Association avec la conviction d’avoir été infecté plus qu’avec la sérologie
Les 26 823 adultes inclus (74,8 % des sujets volontaires) avaient tous des données complètes pour les tests sérologiques et l'infection autodéclarée. L’âge moyen était de 49,4 ans ; 51,2 % étaient des femmes.
L'infection autodéclarée était positivement associée aux symptômes physiques persistants, avec des rapports de cotes allant de 1,44 (intervalle de confiance à 95 % IC 95 %, 1,08-1,90) à 16,61 (IC 95 %, 10,30-26,77), à l'exception des troubles auditifs (rapport de cotes, 1,38 ; IC 95 %, 0,76-2,51), des douleurs articulaires (rapport de cotes, 1,32 ; IC 95 %, 0,98-1,80) et des troubles du sommeil (rapport de cotes, 1,12 ; IC 95 %, 0,87-1,44).

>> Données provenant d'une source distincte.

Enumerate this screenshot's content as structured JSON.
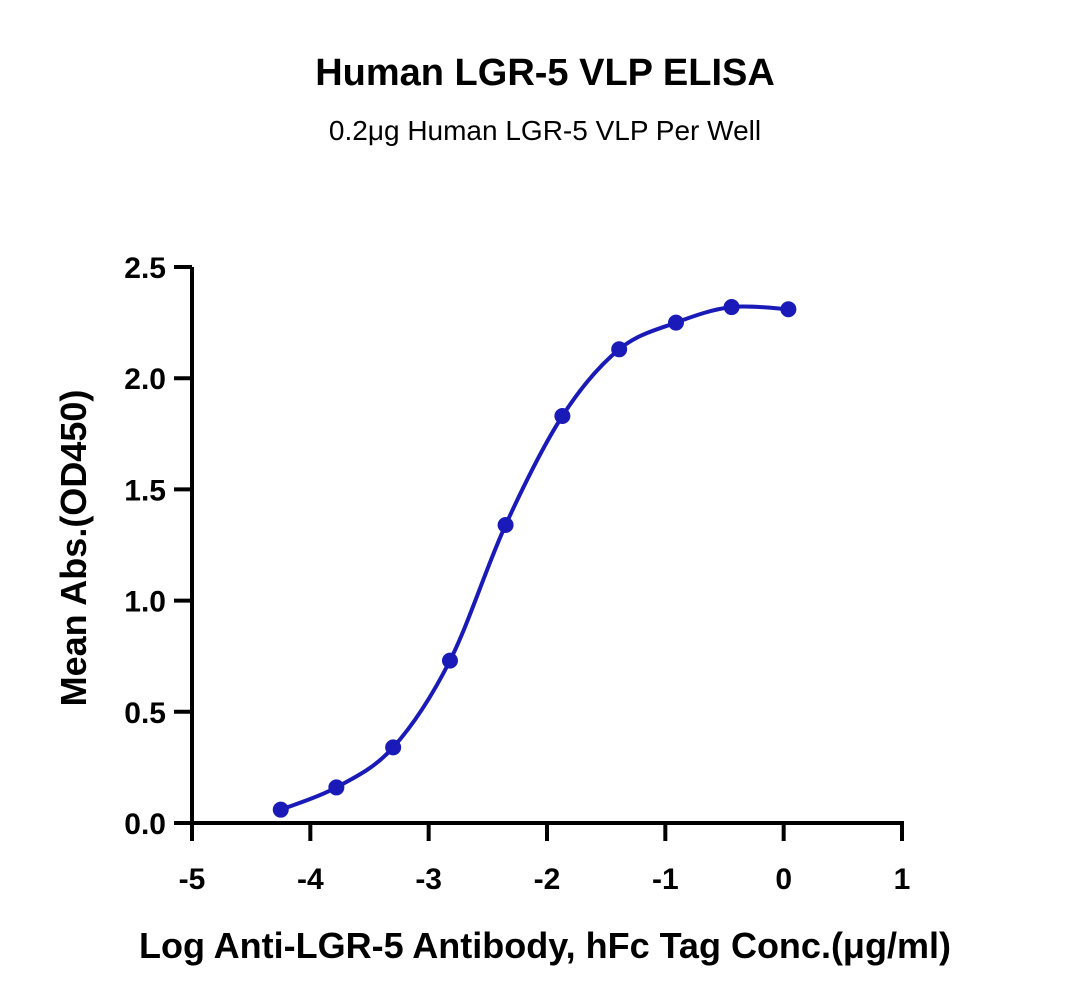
{
  "chart_data": {
    "type": "scatter",
    "title": "Human LGR-5 VLP ELISA",
    "subtitle": "0.2μg Human LGR-5 VLP Per Well",
    "xlabel": "Log Anti-LGR-5 Antibody, hFc Tag Conc.(μg/ml)",
    "ylabel": "Mean Abs.(OD450)",
    "xlim": [
      -5,
      1
    ],
    "ylim": [
      0,
      2.5
    ],
    "x_ticks": [
      "-5",
      "-4",
      "-3",
      "-2",
      "-1",
      "0",
      "1"
    ],
    "y_ticks": [
      "0.0",
      "0.5",
      "1.0",
      "1.5",
      "2.0",
      "2.5"
    ],
    "grid": false,
    "color": "#1a1ab8",
    "series": [
      {
        "x": [
          -4.25,
          -3.78,
          -3.3,
          -2.82,
          -2.35,
          -1.87,
          -1.39,
          -0.91,
          -0.44,
          0.04
        ],
        "y": [
          0.06,
          0.16,
          0.34,
          0.73,
          1.34,
          1.83,
          2.13,
          2.25,
          2.32,
          2.31
        ],
        "fit_curve": "sigmoidal (4PL)"
      }
    ]
  }
}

Un résultat de test sérologique positif pour le SARS-CoV-2 n'était positivement associé qu'à une anosmie persistante (odds ratio, 2,59 ; IC à 95 %, 1,57-4,28), même en restreignant les analyses aux participants qui attribuaient leurs symptômes à une infection au Covid-19. Des ajustements supplémentaires pour l'auto-évaluation de la santé ou les symptômes dépressifs ont donné des résultats similaires. Il n'y avait pas d'interaction significative entre les croyances et les résultats des tests sérologiques.
Les auteurs concluent que les symptômes physiques persistants après une infection au Covid-19 peuvent être davantage associés à la croyance d'avoir été infecté par le SARS-CoV-2 qu'à une Covid-19 confirmée en laboratoire.
Ils concluent aussi que la Covid-19 autodéclarée était
associée à la plupart des symptômes physiques persistants, tandis
que l'infection par le SARS-CoV-2 confirmée en laboratoire était
associée uniquement à l'anosmie. Ainsi pour eux, les symptômes
physiques persistants après une infection au Covid-19 ne doivent
pas être automatiquement attribués au SARS-CoV-2 ; une évaluation
médicale complète peut être nécessaire pour éviter d'attribuer à
tort les symptômes au virus et ainsi de porter par erreur un
diagnostic de « Covid long ».
*Constances est une cohorte épidémiologique « généraliste » constituée d'un échantillon représentatif de 200 000 adultes âgés de 18 à 69 ans à l'inclusion, consultants des Centres d'examens de santé (CES) de la Sécurité sociale. https://www.constances.fr/
** SAPRIS-SERO est le volet biologique du projet SAPRIS, une grande enquête pilotée par l’Inserm sur le COVID-19 qui s’appuie sur les grandes cohortes épidémiologiques Constances, E3-E4N, NutriNet-Santé et Elfe-Epipage2.